UNLV established the Kerestesi Center for Insurance and Risk Management within the Lee Business school, thanks to a $5 million gift from Nevada Surplus Lines foundation. During their regular quarterly meeting, the Nevada System of Higher Education (NSHE) approved the creation of the center.
The program aims to increase the demand of professionals, with a large emphasis on new college graduates seeking flexible work dynamics and balance with career entry. According to the U.S. Chamber of Commerce and U.S. Bureau of Labor Statistics, the current insurance workforce is set to retire within the next 15 years. The need for young, qualified insurance professionals has never been higher.
At the center of the program is affiliate professor Chris Utterback, who holds more than 40 years of experience within the insurance industry and helped establish the risk management and insurance minor at the Lee Business School.
“We need to do this. This has to be done. The students, UNLV and the industry are a triangle that everyone needs because they’re great careers and we need to broaden this program,” Utterback said.
A major aspect of the new program is the ability for students within the program to form industry partnerships and conduct various levels of research. The center will include collaborations with leading insurance firms and offer hands-on internships designed to connect the classroom to the real world.
“I teach a class on Wednesday night, where the vast majority of the grade is around the eight -team research project. In fact, it’s a competition around risk management, which is a fairly new concept, but the old risk management was around what we call pure risk. They [teams] get to pick a publicly traded company,” Utterback clarified.
“They dive in and they have to research, with each project having credibility within their findings and presenting them. I have risk managers from the Strip, who are all VPs of risk management, they’re the judges. But there can be other opportunities as we expand the program.”
With a large emphasis placed on connecting students to the outside world, Utterback emphasized the need to incorporate professional application to students as a way for them to familiarize themselves with the work dynamic. Integration of industry leaders give students an extra degree of understanding regarding insurance knowledge application and use.
“We’ve already put two 300-level classes in the cooler,” Utterback continued. “We’re not going to do them anymore because we’re going to place them in classes where if a student gets a ‘B’ or better, they get a waiver for professional designations.”

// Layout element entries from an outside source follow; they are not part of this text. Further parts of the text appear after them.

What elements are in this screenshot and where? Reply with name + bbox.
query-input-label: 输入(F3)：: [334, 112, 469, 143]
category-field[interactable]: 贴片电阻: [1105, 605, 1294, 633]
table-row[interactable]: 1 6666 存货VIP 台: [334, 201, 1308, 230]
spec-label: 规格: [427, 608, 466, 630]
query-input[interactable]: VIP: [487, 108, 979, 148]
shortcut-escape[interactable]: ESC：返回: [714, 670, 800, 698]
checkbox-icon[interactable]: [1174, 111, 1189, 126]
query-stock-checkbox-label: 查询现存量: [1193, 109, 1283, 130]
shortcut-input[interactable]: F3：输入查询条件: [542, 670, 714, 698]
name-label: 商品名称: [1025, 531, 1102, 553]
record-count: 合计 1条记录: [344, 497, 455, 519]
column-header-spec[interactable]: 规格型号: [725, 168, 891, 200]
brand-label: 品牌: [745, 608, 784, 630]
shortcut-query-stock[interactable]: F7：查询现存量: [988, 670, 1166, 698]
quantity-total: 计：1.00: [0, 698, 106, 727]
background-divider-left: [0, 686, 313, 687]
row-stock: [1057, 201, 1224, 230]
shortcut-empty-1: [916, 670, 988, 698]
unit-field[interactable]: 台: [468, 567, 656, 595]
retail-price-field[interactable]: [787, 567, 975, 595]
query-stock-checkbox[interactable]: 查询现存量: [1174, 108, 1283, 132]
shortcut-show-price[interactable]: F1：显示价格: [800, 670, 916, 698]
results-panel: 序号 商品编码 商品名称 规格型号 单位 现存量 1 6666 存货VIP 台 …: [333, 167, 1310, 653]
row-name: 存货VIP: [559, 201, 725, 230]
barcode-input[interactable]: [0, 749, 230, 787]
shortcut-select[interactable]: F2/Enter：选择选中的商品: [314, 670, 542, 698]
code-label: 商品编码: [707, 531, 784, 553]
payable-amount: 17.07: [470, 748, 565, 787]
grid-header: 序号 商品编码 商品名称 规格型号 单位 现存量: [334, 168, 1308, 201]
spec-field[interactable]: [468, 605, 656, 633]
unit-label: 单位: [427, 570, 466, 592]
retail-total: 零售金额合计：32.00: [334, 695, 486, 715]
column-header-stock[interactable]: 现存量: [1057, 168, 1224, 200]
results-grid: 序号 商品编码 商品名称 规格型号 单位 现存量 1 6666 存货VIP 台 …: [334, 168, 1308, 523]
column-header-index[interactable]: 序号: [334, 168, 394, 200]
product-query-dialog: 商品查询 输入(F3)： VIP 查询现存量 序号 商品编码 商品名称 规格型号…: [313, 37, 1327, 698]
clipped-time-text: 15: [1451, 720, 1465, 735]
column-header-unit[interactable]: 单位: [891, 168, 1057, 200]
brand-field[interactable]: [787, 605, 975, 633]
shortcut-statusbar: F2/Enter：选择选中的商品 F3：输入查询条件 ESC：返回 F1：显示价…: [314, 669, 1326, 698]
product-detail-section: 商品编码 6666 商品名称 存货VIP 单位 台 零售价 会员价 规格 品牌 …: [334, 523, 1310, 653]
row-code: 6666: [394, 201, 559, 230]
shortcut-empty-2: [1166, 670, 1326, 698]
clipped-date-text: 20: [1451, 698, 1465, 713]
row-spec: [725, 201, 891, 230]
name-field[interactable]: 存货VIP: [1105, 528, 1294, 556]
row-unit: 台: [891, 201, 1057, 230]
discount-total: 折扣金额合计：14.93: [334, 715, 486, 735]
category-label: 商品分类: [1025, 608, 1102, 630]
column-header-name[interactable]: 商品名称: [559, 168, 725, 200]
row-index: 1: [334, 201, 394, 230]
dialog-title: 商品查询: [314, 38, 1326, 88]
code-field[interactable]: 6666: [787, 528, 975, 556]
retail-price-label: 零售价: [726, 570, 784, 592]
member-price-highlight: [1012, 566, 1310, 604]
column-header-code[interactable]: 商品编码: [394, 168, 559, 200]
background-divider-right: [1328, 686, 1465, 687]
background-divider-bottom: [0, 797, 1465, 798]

“We can structure our curriculum to limit the size because we want our instructors to really get to know the students. They can help them and do that kind of stuff. It’s a tough curriculum, but hopefully, it’s a good first step.”
The new center prides itself on allowing students to apply themselves in the classroom and translate those skills into practical applications within the insurance industry. Utterback described his vision for the new program going forward: “Make students aware and take advantage of unbelievable employment opportunities. I think that’s the biggest one!”